Another sensor in longwave infrared can detect the temperature of Venus’s cloud tops, while a two-micron imaging channel is suited for observations of the planet’s night side.

Akatsuki beamed back the most detailed global image ever captured of Venus’s night side clouds March 25. The six-second exposure, posted above, reveals previously unseen wave and stripe patterns.

“This is to date the most detailed global view of the night-side disk,” JAXA wrote in a description accompanying the image. “At 2.26 microns, spatially-inhomogeneous clouds appear as silhouette back-illuminated by thermal radiation from the hot lower atmosphere.
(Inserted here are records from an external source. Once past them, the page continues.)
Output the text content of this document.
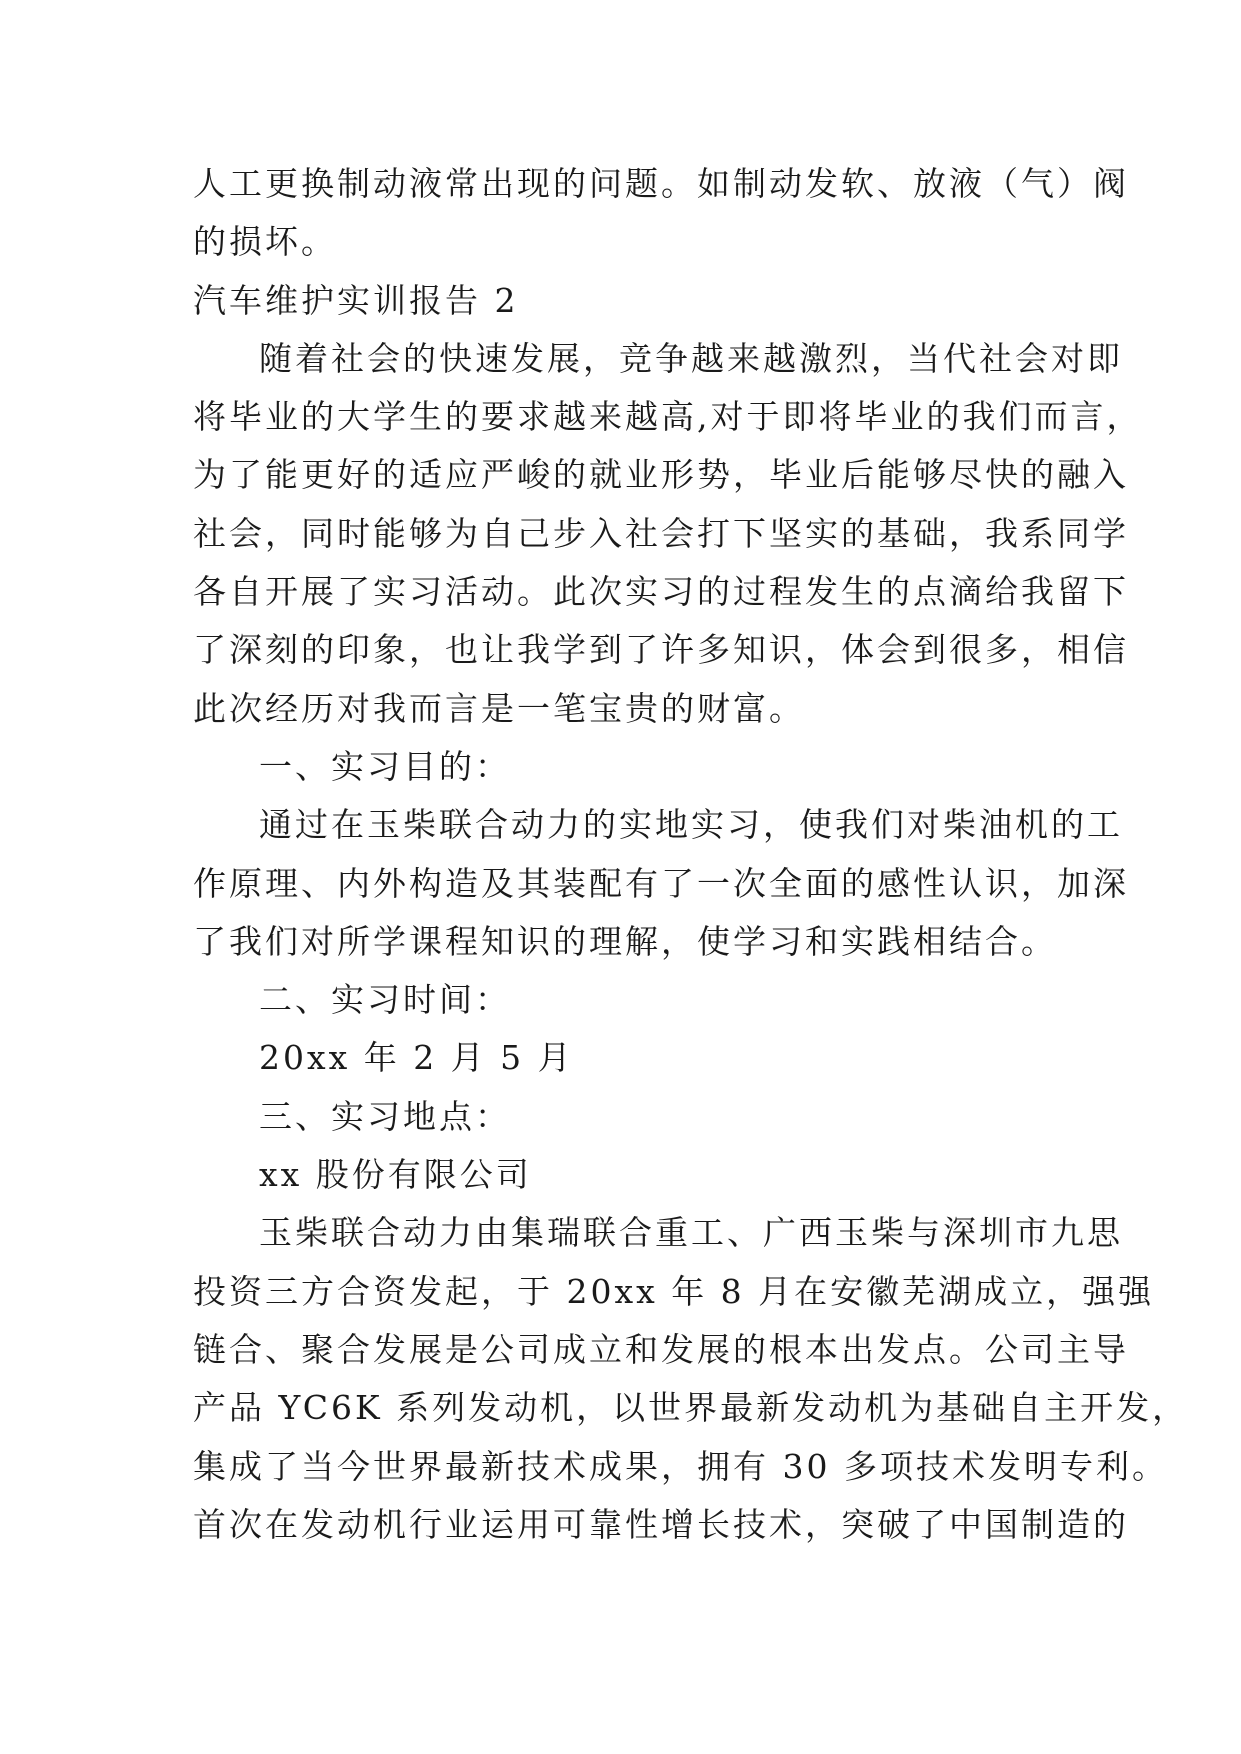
人工更换制动液常出现的问题。如制动发软、放液（气）阀
的损坏。
汽车维护实训报告 2
随着社会的快速发展，竞争越来越激烈，当代社会对即
将毕业的大学生的要求越来越高,对于即将毕业的我们而言，
为了能更好的适应严峻的就业形势，毕业后能够尽快的融入
社会，同时能够为自己步入社会打下坚实的基础，我系同学
各自开展了实习活动。此次实习的过程发生的点滴给我留下
了深刻的印象，也让我学到了许多知识，体会到很多，相信
此次经历对我而言是一笔宝贵的财富。
一、实习目的：
通过在玉柴联合动力的实地实习，使我们对柴油机的工
作原理、内外构造及其装配有了一次全面的感性认识，加深
了我们对所学课程知识的理解，使学习和实践相结合。
二、实习时间：
20xx 年 2 月 5 月
三、实习地点：
xx 股份有限公司
玉柴联合动力由集瑞联合重工、广西玉柴与深圳市九思
投资三方合资发起，于 20xx 年 8 月在安徽芜湖成立，强强
链合、聚合发展是公司成立和发展的根本出发点。公司主导
产品 YC6K 系列发动机，以世界最新发动机为基础自主开发，
集成了当今世界最新技术成果，拥有 30 多项技术发明专利。
首次在发动机行业运用可靠性增长技术，突破了中国制造的
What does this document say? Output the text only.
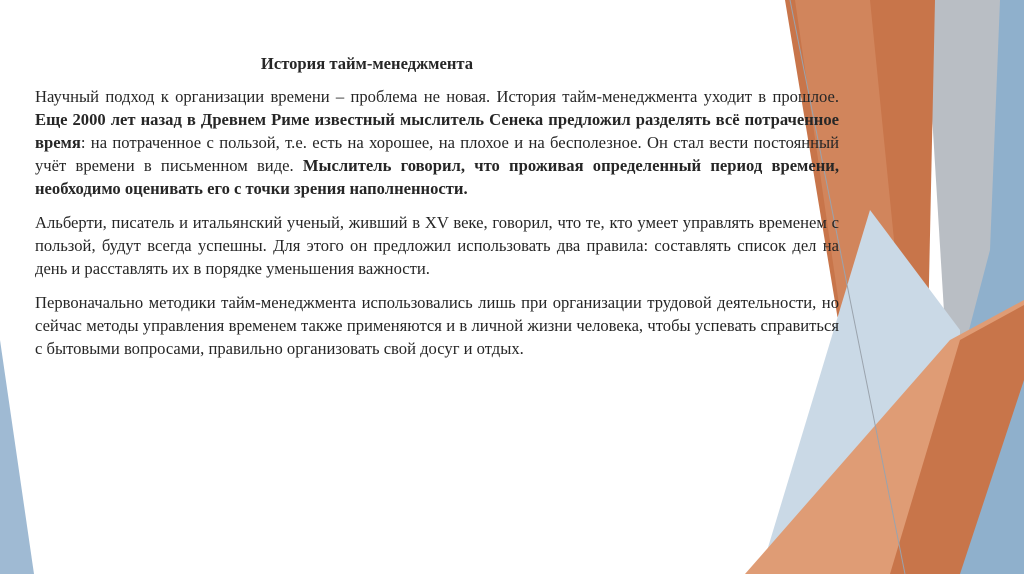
История тайм-менеджмента

Научный подход к организации времени – проблема не новая. История тайм-менеджмента уходит в прошлое. Еще 2000 лет назад в Древнем Риме известный мыслитель Сенека предложил разделять всё потраченное время: на потраченное с пользой, т.е. есть на хорошее, на плохое и на бесполезное. Он стал вести постоянный учёт времени в письменном виде. Мыслитель говорил, что проживая определенный период времени, необходимо оценивать его с точки зрения наполненности.

Альберти, писатель и итальянский ученый, живший в XV веке, говорил, что те, кто умеет управлять временем с пользой, будут всегда успешны. Для этого он предложил использовать два правила: составлять список дел на день и расставлять их в порядке уменьшения важности.

Первоначально методики тайм-менеджмента использовались лишь при организации трудовой деятельности, но сейчас методы управления временем также применяются и в личной жизни человека, чтобы успевать справиться с бытовыми вопросами, правильно организовать свой досуг и отдых.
Such images, combined with other cameras’ data, will be used to study the 3D structure and dynamics of Venus atmosphere.”

The longwave infrared camera spotted an unexpected bow-shaped cloud stretching thousands of kilometers running from the northern hemisphere to the southern hemisphere of the planet.

“This is the first time to learn (of) such a phenomenon,” JAXA said in a statement.

An ultraviolet camera aboard Akatsuki can help scientists study the origin of the planet’s clouds and track weather patterns as they move around the planet with jet stream winds moving at up to 400 kilometers per hour (250 mph).

Imamura said the processes responsible for the formation of Venus’s sulfuric acid clouds seem to be much more complicated than expected.

Scientists plan near-continous global imaging throughout Akatsuki’s mission, plus closeups when the spacecraft is near Venus, occasional searches for lightning and atmospheric profile measurements with the probe’s radio science platform.